Scott Eveland Receives $4.3M in Settlement - NBC 7 San Diego

Scott Eveland Receives $4.3M in Settlement

It was during a varsity football game that Scott Eveland, then 17, staggered off the field and collapsed



    Scott Eveland Receives $4.3M in Settlement
    NCTimes file photo
    Eveland's mother, Diane Luth, talks to her son during a 2008 therapy session.

    A settlement has been reached in the case of a North County high school student who suffered a massive brain injury while playing football.

    The insurance company for the San Marcos Unified School District has agreed to pay Scott Eveland nearly $4.4 million in to assist with medical care.

    Eveland's mother, Diane Luth, sued the district for what happened to her son in September 2007.

    It was during a varsity football game at Mission Hills High School that Scott Eveland, then 17, staggered off the field and collapsed.

    After several surgeries, the teenager’s traumatic brain injury has left him disabled.

    "The care that we have to give Scotty, it's something I would not wish on any person, anybody's family," Luth told NBCSanDiego in a 2010 interview.

    A former student claimed the team's head coach ignored signs that Scott was in distress.     

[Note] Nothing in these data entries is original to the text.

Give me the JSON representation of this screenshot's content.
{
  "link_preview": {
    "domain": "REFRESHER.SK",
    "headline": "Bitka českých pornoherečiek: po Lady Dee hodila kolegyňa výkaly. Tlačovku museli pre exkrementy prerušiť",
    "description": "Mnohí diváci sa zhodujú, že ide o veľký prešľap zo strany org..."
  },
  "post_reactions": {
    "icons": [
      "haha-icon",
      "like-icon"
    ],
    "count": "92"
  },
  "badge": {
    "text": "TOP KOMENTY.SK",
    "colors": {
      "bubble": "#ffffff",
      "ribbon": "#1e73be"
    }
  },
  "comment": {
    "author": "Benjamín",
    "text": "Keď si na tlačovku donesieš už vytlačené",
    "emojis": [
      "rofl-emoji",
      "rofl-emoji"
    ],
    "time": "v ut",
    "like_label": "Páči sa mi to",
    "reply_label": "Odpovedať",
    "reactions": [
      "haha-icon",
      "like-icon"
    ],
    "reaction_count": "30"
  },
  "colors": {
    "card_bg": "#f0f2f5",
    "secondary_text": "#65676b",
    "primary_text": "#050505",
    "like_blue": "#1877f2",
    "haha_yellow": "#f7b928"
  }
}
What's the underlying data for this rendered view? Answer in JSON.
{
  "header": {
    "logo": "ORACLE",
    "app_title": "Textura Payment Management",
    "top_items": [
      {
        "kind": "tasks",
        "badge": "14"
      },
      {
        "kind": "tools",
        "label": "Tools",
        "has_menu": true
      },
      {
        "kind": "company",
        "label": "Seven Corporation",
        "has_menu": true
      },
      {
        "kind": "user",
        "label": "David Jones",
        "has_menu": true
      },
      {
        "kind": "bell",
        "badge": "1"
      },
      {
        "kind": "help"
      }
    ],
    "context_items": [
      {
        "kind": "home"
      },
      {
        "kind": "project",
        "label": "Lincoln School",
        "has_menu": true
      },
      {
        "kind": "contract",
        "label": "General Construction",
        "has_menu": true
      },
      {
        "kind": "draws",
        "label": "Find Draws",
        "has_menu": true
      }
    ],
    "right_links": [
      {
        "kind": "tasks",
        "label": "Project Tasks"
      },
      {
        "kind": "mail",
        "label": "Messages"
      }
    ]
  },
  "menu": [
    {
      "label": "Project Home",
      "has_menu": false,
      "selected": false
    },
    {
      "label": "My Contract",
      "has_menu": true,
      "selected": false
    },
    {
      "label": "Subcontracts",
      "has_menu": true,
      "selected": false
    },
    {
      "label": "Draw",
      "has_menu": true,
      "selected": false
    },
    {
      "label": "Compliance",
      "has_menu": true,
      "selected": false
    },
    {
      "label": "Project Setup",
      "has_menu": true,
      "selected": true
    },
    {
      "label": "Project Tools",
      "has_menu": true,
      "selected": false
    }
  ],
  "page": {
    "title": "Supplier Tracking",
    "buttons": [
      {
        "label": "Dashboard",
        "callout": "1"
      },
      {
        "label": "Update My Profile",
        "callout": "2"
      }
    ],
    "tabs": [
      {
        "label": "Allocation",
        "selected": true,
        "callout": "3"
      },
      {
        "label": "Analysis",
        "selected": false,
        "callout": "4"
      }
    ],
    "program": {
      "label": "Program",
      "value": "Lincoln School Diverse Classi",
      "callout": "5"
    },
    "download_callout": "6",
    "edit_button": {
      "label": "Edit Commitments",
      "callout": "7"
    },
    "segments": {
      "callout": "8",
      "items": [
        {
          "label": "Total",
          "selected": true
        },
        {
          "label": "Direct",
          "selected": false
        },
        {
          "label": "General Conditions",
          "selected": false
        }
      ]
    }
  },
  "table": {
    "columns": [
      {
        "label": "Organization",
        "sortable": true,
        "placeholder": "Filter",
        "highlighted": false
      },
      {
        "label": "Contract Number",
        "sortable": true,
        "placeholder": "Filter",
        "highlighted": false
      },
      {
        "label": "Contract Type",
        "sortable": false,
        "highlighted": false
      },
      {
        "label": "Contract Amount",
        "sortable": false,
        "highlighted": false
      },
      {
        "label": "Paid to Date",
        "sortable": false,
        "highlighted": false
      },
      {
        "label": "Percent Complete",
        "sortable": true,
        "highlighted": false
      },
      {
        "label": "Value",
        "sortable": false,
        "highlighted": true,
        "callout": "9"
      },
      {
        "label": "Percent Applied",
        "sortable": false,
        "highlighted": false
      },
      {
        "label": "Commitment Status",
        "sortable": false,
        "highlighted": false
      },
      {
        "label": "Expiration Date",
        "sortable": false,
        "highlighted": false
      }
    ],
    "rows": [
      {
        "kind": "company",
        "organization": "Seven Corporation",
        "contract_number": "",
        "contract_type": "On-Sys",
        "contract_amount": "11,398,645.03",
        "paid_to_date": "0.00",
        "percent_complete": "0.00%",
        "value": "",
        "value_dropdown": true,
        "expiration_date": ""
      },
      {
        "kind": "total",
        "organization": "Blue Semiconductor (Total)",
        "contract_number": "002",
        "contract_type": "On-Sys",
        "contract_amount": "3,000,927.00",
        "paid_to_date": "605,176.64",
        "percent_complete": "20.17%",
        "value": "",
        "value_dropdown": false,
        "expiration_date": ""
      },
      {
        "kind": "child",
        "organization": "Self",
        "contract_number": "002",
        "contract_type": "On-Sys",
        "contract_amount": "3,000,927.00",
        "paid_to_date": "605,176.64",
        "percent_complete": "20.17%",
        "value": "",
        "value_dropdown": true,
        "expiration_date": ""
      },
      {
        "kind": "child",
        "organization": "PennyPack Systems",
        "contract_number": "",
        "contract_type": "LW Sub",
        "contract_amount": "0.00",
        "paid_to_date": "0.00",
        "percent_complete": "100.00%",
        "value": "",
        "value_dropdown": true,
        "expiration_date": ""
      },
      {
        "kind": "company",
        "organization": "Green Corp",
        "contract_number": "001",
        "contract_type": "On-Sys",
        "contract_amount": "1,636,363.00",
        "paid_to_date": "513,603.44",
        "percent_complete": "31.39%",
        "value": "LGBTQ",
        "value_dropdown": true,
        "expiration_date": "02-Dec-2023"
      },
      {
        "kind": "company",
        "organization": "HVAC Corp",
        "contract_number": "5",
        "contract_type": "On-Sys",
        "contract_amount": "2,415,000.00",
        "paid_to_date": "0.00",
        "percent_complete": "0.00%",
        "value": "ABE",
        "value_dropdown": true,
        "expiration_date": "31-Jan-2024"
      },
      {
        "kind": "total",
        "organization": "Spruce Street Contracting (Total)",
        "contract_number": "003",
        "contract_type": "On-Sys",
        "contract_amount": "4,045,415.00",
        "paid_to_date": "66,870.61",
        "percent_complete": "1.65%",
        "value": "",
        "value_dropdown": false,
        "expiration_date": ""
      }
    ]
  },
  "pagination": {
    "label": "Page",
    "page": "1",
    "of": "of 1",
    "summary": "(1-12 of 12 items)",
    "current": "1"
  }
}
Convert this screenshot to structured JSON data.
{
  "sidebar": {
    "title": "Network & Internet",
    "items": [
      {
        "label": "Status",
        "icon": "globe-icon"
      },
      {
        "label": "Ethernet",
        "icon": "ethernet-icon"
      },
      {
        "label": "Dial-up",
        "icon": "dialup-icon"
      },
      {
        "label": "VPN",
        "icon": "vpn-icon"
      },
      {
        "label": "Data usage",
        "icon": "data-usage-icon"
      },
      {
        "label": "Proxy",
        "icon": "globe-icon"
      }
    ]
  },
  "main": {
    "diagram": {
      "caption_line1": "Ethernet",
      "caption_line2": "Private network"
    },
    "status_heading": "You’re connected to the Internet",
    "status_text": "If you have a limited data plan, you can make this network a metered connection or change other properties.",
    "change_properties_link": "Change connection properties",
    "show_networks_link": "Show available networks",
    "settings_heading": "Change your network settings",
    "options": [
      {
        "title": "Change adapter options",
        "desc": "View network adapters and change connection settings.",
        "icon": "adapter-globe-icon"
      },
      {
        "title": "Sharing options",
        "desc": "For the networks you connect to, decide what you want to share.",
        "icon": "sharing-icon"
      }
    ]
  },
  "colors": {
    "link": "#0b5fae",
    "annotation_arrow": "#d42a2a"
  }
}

    According to a deposition obtained by NBCSanDiego, an assistant student trainer named Breanna Bingen said warning signs about Scott's condition were ignored.

    In the deposition, Bingen said that a week before the injury, Scott complained to the team's athletic trainer about having headaches, which caused Scott to miss certain parts of practice.

    Bingen also said that just a few minutes before the game, Scott asked if he could sit out the first quarter because his head was hurting, but Bingen claims Coach Chris Hauser refused to take him out.

    The family and the school district released a joint statement saying they do not suggest the school or coaches contributed to the accident. The Eveland's lawyer would not say if the school district was at fault or if there will be change in policy or procedures as it relates to games.